- Born: Adam Goldstein
- Education: University of Florida (BS); New York University Stern School of Business (MBA);
- Occupations: Entrepreneur; executive;
- Years active: 2005–present
- Employer: Archer Aviation
- Title: Chief executive officer and chairman
- Board member of: Museum of American Finance

= Adam Goldstein (technology executive) =

American entrepreneur

Adam Goldstein is an American entrepreneur and executive in the aviation and technology sectors. He is the co-founder of Archer Aviation, a company developing electric vertical takeoff and landing aircraft, where he has been chief executive officer and chairman since 2018.

== Early life and education ==
Goldstein completed a Bachelor of Science degree at the University of Florida and later received a Master of Business Administration from the New York University Stern School of Business.

== Career ==
Goldstein co-founded Vettery, Inc. in 2012 and was chief executive officer until 2019. The company operated in recruitment and hiring technology and was acquired by the Adecco Group in February 2018 for a reported $100M. Vettery raised less than $10 million in funding prior to its acquisition.

In 2018, Goldstein co-founded Archer Aviation, Inc., which develops electric vertical takeoff and landing (eVTOL) aircraft, where he is chief executive officer and chairman. Archer was publicly listed on the New York Stock Exchange in 2021.

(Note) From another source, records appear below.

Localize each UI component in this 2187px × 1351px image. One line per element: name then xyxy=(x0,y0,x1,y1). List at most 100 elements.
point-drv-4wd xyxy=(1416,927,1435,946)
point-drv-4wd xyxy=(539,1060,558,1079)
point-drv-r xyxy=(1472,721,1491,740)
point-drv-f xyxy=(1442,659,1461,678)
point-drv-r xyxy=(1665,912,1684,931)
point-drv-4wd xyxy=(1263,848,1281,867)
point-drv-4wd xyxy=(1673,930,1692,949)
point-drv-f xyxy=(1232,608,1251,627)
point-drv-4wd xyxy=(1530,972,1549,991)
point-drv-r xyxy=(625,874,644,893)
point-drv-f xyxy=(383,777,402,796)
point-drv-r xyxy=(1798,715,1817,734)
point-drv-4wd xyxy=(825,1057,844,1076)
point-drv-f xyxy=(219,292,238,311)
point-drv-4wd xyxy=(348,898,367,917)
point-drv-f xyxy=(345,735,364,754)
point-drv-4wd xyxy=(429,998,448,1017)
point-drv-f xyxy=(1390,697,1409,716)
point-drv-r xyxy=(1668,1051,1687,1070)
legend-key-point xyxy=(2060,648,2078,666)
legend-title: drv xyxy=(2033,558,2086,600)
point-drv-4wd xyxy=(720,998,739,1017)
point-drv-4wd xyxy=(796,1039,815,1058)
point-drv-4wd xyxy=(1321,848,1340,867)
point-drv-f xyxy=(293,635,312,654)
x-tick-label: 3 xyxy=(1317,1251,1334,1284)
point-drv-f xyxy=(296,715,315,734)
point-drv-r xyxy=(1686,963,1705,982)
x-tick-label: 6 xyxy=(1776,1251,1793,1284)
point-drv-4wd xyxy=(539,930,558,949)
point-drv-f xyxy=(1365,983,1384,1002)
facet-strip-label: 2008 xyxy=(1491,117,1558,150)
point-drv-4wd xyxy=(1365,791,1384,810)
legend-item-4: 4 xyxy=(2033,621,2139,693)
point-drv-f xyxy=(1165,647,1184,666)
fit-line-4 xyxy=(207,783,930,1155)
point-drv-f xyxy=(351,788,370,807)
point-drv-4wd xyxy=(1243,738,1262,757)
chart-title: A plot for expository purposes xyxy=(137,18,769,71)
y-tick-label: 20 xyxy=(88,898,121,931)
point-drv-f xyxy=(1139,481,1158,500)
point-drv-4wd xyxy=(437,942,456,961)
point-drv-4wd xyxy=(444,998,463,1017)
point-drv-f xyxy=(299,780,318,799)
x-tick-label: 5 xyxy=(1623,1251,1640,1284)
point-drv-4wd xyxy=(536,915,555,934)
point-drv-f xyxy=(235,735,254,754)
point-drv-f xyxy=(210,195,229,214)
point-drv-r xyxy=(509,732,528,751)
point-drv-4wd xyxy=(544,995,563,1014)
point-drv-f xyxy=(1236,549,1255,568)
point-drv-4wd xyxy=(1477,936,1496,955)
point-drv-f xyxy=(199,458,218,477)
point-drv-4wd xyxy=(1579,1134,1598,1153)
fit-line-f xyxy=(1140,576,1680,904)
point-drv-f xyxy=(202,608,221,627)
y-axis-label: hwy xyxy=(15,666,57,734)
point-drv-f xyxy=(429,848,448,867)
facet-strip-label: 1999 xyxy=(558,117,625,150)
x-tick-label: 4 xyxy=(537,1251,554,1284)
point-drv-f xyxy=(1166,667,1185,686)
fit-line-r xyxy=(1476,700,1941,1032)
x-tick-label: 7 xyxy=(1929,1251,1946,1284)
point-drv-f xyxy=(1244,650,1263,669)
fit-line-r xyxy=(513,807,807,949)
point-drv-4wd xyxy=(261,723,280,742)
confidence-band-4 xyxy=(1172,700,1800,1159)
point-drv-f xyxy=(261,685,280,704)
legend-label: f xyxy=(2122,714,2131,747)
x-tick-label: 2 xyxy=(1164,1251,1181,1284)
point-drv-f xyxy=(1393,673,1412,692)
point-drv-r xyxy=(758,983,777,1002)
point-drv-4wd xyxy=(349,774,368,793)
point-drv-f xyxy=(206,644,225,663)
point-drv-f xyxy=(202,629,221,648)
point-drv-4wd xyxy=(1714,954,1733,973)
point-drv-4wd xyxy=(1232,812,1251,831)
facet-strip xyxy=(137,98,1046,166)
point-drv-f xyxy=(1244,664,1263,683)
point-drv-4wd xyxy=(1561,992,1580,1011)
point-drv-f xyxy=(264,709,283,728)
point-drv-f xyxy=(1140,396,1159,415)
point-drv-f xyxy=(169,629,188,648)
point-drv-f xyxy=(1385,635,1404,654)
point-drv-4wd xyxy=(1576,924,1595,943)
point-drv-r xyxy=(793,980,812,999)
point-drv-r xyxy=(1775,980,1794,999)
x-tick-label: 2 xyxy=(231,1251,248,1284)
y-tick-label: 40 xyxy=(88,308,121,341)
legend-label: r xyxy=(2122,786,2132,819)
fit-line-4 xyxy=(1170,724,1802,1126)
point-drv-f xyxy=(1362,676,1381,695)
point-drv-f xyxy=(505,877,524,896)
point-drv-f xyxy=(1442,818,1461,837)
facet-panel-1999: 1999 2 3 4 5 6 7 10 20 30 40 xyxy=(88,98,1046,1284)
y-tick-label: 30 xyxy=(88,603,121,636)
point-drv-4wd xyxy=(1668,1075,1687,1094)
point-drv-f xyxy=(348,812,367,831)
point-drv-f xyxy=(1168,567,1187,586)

Goldstein was previously employed as a senior analyst at Cedar Hill Capital Partners from 2005 to 2009, a portfolio manager at Plural Investments from 2009 to 2019, and associated with Minetta Lane Capital Partners as a co-managing partner between 2011 and 2012. He has held executive roles at Mission Archery, Inc. from 2018 to 2020 and been on the Board of Trustees of the Museum of American Finance since 2013.